Complex is not (the same as) difficult (7)

Pieter Jansen and Fredrike Bannink


Information theory.

Information theory makes complexity quantifiable and mathematical. This theory was developed by Shannon (1948) for information technology, but may be applied to all complex systems. It is also suitable when working with biological processes and to understand how we think. Information theory is all about organizing information and managing uncertainty. In its essence, it is surprisingly simple.


The bit is the smallest unit of information.

But what does the bit measure? A bit can only have two values—yes or no; on or off. Information arises when an event takes place, for which it was uncertain beforehand whether it would happen. In essence everything is information. We can describe biology as information theory. We can describe our body as an information processor. Information can not only be found in the instructions of genes, and memory can not only be found in the brain. Both are in all (parts of) our cells.
Dawkins (1986), an evolutionary biologist, states, “If you want to understand life, you have to think about information technology”. Today there is no difference between physics and information theory anymore. Information is more fundamental than matter; matter results from information. “It from bit”, states Wheeler (1994), a theoretical physicist.


Like in thermodynamics, information theory uses the concept of entropy – the amount of uncertainty or disorder in a given system. Spontaneous structures arise in dynamic systems and when energy is added, self-organization arises. Biological organisms have a high degree of self-organization. They interact with their environment and face an ongoing challenge to keep the internal entropy limited. After all, the second law of thermodynamics states that entropy in an isolated system will tend to increase over time.
Hirsh, Mar and Peterson (2012, p.304) developed the entropy model for uncertainty for biological processes.


‘We propose the entropy model of uncertainty (EMU), an integrative theoretical framework that applies the idea of entropy to the human information system to understand uncertainty-related anxiety. Four major tenets of EMU are proposed:
(a) Uncertainty poses a critical adaptive challenge for an organism, so individuals are motivated to keep it at a manageable level;
(b) uncertainty emerges as a function of the conflict between competing perceptual and behavioral affordances;
(c) adopting clear goals and belief structures helps to constrain the experience of uncertainty by reducing the spread of competing affordances;
(d) uncertainty is experienced subjectively as anxiety and is associated with activity in the anterior cingulate cortex and with heightened noradrenaline release.‘


In other words, all organisms have certain possibilities for action. There is a constant flow of information that must be weighed against these possibilities. Many options signify a high level of uncertainty – a high entropy. Our brain ‘measures’ the activity of these options and functions as an entropy meter. A goal or belief structure limits the number of options, so is helpful in reducing entropy. Finding more or better goals, beliefs and values leads to a greater reduction of entropy and gives direction to our behavior.

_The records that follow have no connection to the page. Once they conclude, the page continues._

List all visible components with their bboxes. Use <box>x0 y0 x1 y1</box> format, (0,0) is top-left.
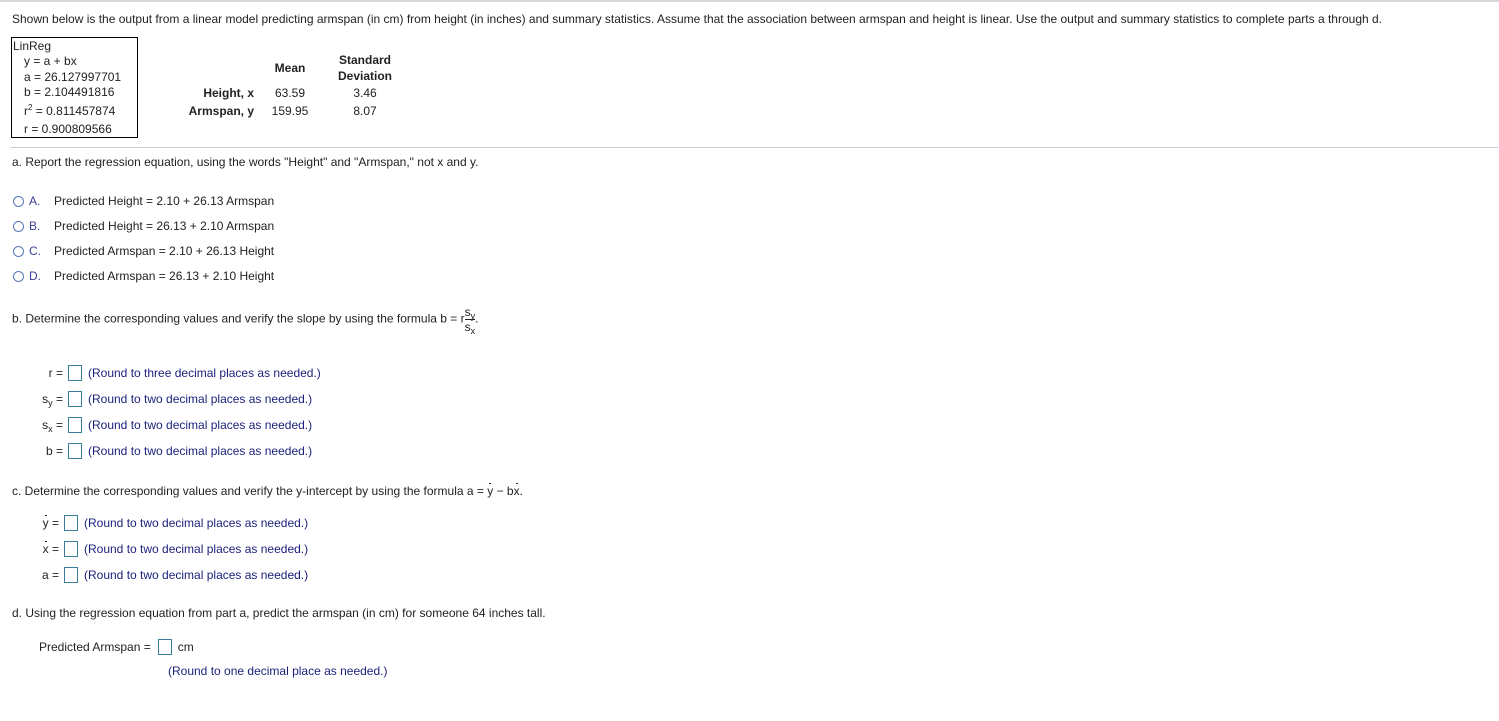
part-d-question: d. Using the regression equation from pa… <box>12 606 546 620</box>
numerator-subscript: y <box>470 311 476 321</box>
answer-row-xbar: x = (Round to two decimal places as need… <box>30 540 308 558</box>
option-b-text: Predicted Height = 26.13 + 2.10 Armspan <box>54 219 275 233</box>
label-a: a = <box>41 568 59 582</box>
hint-r: (Round to three decimal places as needed… <box>88 366 321 380</box>
denominator-subscript: x <box>470 326 476 336</box>
linreg-equation: y = a + bx <box>24 54 77 68</box>
fraction-denominator: sx <box>465 321 476 336</box>
hint-xbar: (Round to two decimal places as needed.) <box>84 542 309 556</box>
label-sy: sy = <box>30 392 63 408</box>
radio-button-d[interactable] <box>13 270 24 282</box>
hint-b: (Round to two decimal places as needed.) <box>88 444 313 458</box>
input-b[interactable] <box>68 443 82 459</box>
part-b-period: . <box>475 311 479 326</box>
label-ybar: y = <box>30 515 59 530</box>
r2-number: = 0.811457874 <box>32 104 116 118</box>
header-deviation: Deviation <box>337 69 392 83</box>
radio-button-c[interactable] <box>13 245 24 257</box>
label-ybar-eq: = <box>48 516 59 530</box>
hint-sy: (Round to two decimal places as needed.) <box>88 392 313 406</box>
label-xbar-eq: = <box>48 542 59 556</box>
label-sy-eq: = <box>52 392 63 406</box>
radio-button-b[interactable] <box>13 220 24 232</box>
input-sx[interactable] <box>68 417 82 433</box>
part-c-question-text: c. Determine the corresponding values an… <box>12 484 488 498</box>
fraction-numerator: sy <box>465 306 476 321</box>
option-a-text: Predicted Height = 2.10 + 26.13 Armspan <box>54 194 275 208</box>
option-c-letter: C. <box>29 244 41 258</box>
input-r[interactable] <box>68 365 82 381</box>
linreg-output-box: LinReg y = a + bx a = 26.127997701 b = 2… <box>11 37 138 138</box>
input-xbar[interactable] <box>64 541 78 557</box>
input-a[interactable] <box>64 567 78 583</box>
height-mean: 63.59 <box>274 86 306 100</box>
linreg-r-value: r = 0.900809566 <box>24 122 112 136</box>
hint-ybar: (Round to two decimal places as needed.) <box>84 516 309 530</box>
label-ybar-var: y <box>42 515 49 530</box>
hint-a: (Round to two decimal places as needed.) <box>84 568 309 582</box>
label-sx-eq: = <box>52 418 63 432</box>
option-d-letter: D. <box>29 269 41 283</box>
part-b-question-text: b. Determine the corresponding values an… <box>12 311 465 326</box>
section-divider <box>10 147 1498 148</box>
answer-row-predicted-armspan: Predicted Armspan = cm <box>39 638 194 656</box>
hint-predicted-armspan: (Round to one decimal place as needed.) <box>168 664 388 678</box>
option-a-letter: A. <box>29 194 41 208</box>
option-b[interactable]: B. Predicted Height = 26.13 + 2.10 Armsp… <box>13 218 274 234</box>
part-c-period: . <box>519 484 523 498</box>
option-c[interactable]: C. Predicted Armspan = 2.10 + 26.13 Heig… <box>13 243 274 259</box>
answer-row-ybar: y = (Round to two decimal places as need… <box>30 514 308 532</box>
minus-b: − b <box>493 484 514 498</box>
unit-cm: cm <box>177 640 194 654</box>
option-c-text: Predicted Armspan = 2.10 + 26.13 Height <box>54 244 275 258</box>
linreg-r2-value: r2 = 0.811457874 <box>24 104 116 119</box>
answer-row-r: r = (Round to three decimal places as ne… <box>30 364 321 382</box>
label-predicted-armspan: Predicted Armspan = <box>39 640 151 654</box>
option-d[interactable]: D. Predicted Armspan = 26.13 + 2.10 Heig… <box>13 268 274 284</box>
answer-row-sy: sy = (Round to two decimal places as nee… <box>30 390 312 408</box>
problem-intro: Shown below is the output from a linear … <box>12 12 1383 26</box>
hint-sx: (Round to two decimal places as needed.) <box>88 418 313 432</box>
label-r: r = <box>48 366 63 380</box>
armspan-sd: 8.07 <box>353 104 377 118</box>
answer-row-sx: sx = (Round to two decimal places as nee… <box>30 416 312 434</box>
linreg-a-value: a = 26.127997701 <box>24 70 122 84</box>
label-sx: sx = <box>30 418 63 434</box>
row-label-armspan: Armspan, y <box>188 104 254 118</box>
label-xbar: x = <box>30 541 59 556</box>
label-xbar-var: x <box>42 541 49 556</box>
input-predicted-armspan[interactable] <box>157 639 172 655</box>
linreg-b-value: b = 2.104491816 <box>24 85 115 99</box>
answer-row-a: a = (Round to two decimal places as need… <box>30 566 308 584</box>
label-b: b = <box>45 444 63 458</box>
option-b-letter: B. <box>29 219 41 233</box>
input-ybar[interactable] <box>64 515 78 531</box>
x-bar-symbol: x <box>513 483 520 498</box>
option-a[interactable]: A. Predicted Height = 2.10 + 26.13 Armsp… <box>13 193 274 209</box>
header-mean: Mean <box>274 61 306 75</box>
radio-button-a[interactable] <box>13 195 24 207</box>
row-label-height: Height, x <box>203 86 254 100</box>
part-b-question: b. Determine the corresponding values an… <box>12 306 479 336</box>
y-bar-symbol: y <box>487 483 494 498</box>
height-sd: 3.46 <box>353 86 377 100</box>
part-a-question: a. Report the regression equation, using… <box>12 155 479 169</box>
input-sy[interactable] <box>68 391 82 407</box>
part-c-question: c. Determine the corresponding values an… <box>12 483 523 498</box>
slope-formula-fraction: sy sx <box>464 306 476 336</box>
header-standard: Standard <box>338 53 391 67</box>
linreg-title: LinReg <box>13 39 52 53</box>
option-d-text: Predicted Armspan = 26.13 + 2.10 Height <box>54 269 275 283</box>
armspan-mean: 159.95 <box>271 104 309 118</box>
answer-row-b: b = (Round to two decimal places as need… <box>30 442 312 460</box>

In the cause-and-effect model, statistics are used to make certain issues uniform and suitable for causality. Information theory uses mathematics of the probability theory to calculate uncertainty. These calculations determine the direction to achieve a manageable level of entropy, over and over again. This has proven useful when faced with a complex and dynamic setting.
Note that deep learning and data mining use information theory to find patterns. And subsequently these patterns are often used – in a reductionist way – as a subject in a cause-and-effect model. So this is also a way to deal with uncertainty for analytical purposes.



Dawkins, R. (1986). The blind watchmaker. New York: Norton, p.112.

Wheeler, J.A. (1994). At home in the universe. New York: American Institute of Physics, p.296.

Hirsh, J.B., Mar, R.A., & Peterson, J.B. (2012). Psychological entropy: A framework for understanding uncertainty-related anxiety, Psychology Review, 119, 2, p.304-320.